Karoliina Stina Margaretha "Karo" Rantamäki (born 23 February 1978) is a Finnish ice hockey forward and captain of Stadin Gimmat (HIFK Naiset) of the Naisten Liiga (NSML), the premier women's ice hockey league in Finland. She holds the all-time career record for games played with the Finnish women's national ice hockey team, having played in 256 top level international matches.

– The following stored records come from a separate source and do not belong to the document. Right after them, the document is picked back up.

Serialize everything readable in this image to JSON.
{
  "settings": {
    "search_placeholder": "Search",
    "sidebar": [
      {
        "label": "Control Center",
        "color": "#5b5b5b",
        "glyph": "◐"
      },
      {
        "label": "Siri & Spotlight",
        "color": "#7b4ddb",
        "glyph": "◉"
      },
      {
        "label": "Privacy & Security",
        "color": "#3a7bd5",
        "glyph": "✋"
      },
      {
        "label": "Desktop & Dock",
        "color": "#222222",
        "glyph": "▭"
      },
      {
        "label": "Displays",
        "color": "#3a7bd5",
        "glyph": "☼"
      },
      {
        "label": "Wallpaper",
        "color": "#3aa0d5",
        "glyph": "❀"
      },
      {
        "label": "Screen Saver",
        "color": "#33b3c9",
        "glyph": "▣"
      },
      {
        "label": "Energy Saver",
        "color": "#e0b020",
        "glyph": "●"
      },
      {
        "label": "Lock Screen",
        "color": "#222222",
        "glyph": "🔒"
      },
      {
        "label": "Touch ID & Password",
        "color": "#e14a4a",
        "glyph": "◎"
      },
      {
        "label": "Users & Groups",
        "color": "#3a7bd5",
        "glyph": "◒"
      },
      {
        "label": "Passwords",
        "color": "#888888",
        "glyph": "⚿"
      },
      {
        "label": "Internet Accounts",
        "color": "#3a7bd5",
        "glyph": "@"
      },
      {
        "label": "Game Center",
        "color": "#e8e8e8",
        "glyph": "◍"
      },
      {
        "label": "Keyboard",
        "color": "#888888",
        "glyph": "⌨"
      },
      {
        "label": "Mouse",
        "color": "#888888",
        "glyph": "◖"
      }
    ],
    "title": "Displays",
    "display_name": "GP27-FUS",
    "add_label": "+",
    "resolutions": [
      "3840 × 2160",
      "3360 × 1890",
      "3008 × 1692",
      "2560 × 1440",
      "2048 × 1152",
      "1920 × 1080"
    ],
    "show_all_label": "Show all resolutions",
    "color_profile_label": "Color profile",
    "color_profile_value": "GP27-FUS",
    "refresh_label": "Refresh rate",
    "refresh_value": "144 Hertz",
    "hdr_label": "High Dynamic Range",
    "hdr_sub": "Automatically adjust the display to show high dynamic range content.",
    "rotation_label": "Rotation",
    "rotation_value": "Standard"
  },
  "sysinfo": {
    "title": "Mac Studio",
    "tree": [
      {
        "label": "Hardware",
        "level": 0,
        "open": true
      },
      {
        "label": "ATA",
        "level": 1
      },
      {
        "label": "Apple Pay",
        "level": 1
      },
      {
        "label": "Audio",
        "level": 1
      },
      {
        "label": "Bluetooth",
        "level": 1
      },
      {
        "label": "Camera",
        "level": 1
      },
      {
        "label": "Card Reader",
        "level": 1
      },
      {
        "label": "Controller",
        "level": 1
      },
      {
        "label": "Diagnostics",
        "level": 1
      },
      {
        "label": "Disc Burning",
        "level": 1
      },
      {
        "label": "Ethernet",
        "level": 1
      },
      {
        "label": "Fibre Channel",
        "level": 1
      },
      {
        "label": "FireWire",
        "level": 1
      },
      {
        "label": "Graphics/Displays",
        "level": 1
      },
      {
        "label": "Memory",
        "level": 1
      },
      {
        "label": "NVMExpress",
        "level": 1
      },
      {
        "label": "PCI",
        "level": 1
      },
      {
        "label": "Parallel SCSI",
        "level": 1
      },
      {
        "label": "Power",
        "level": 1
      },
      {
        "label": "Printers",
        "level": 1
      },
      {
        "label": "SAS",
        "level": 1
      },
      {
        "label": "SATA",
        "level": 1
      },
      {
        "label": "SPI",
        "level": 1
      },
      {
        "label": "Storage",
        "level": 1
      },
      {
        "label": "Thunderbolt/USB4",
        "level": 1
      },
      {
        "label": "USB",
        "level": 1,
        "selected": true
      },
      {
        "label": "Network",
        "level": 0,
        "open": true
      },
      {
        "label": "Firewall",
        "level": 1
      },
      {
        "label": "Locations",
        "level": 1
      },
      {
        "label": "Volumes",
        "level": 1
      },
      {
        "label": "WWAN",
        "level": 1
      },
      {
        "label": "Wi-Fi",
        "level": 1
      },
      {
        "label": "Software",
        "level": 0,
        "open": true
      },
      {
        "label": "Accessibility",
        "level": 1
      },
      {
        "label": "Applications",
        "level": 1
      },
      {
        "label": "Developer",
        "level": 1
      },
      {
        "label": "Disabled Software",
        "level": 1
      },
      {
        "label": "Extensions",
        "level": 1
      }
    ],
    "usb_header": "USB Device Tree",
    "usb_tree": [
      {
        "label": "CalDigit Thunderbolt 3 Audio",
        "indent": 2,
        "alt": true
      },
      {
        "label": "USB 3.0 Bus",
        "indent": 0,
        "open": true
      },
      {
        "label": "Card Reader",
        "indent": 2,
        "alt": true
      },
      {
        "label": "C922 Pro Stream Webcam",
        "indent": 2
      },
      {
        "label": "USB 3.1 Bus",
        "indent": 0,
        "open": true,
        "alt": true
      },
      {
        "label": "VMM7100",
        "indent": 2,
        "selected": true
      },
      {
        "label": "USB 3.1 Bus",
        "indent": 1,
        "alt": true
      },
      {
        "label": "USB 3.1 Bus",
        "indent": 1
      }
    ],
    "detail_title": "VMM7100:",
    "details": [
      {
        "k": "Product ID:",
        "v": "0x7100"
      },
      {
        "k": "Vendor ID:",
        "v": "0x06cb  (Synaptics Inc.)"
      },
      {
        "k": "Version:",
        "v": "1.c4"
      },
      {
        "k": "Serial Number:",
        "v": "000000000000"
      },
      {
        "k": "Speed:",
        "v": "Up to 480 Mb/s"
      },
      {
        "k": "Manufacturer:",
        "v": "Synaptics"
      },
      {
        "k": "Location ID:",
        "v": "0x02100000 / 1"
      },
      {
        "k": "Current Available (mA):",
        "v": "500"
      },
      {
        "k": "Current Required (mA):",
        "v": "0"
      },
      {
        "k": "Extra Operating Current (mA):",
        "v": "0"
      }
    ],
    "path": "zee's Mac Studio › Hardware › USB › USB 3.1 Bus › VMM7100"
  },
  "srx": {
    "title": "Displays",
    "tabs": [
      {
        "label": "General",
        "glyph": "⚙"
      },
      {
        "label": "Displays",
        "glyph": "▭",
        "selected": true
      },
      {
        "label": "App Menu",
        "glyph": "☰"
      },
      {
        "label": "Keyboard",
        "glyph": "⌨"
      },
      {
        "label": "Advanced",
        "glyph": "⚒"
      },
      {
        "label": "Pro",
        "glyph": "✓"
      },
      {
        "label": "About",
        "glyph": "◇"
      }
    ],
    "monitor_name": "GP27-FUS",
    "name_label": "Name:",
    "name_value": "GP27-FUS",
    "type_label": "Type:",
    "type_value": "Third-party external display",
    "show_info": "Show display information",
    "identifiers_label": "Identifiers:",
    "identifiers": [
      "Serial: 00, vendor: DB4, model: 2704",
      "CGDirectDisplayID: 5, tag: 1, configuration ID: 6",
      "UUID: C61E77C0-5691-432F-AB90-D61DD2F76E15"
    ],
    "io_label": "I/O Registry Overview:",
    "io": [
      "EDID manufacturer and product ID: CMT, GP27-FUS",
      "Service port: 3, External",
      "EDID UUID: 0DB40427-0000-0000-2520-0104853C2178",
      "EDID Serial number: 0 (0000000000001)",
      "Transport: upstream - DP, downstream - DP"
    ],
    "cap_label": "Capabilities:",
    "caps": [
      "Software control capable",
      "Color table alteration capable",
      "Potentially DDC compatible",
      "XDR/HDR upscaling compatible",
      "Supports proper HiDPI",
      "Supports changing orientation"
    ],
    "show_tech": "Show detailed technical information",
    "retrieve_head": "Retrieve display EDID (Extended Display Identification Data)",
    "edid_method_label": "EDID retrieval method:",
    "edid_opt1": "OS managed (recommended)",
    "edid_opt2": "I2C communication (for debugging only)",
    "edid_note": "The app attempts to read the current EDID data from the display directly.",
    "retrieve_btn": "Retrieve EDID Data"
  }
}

She represented Finland at five Olympic Games and won bronze medals in the women's ice hockey tournaments in 1998 and 2010. She has also represented Finland at thirteen IIHF World Women's Championships and has earned eight World Championship bronze medals (1997, 1999, 2000, 2004, 2008, 2009, 2011, 2015). Rantamäki has played with national championship winning teams in both the Naisten Liiga in Finland and the Zhenskaya Hockey League (ZhHL) in Russia and its predecessor, the Russian Women's Hockey League.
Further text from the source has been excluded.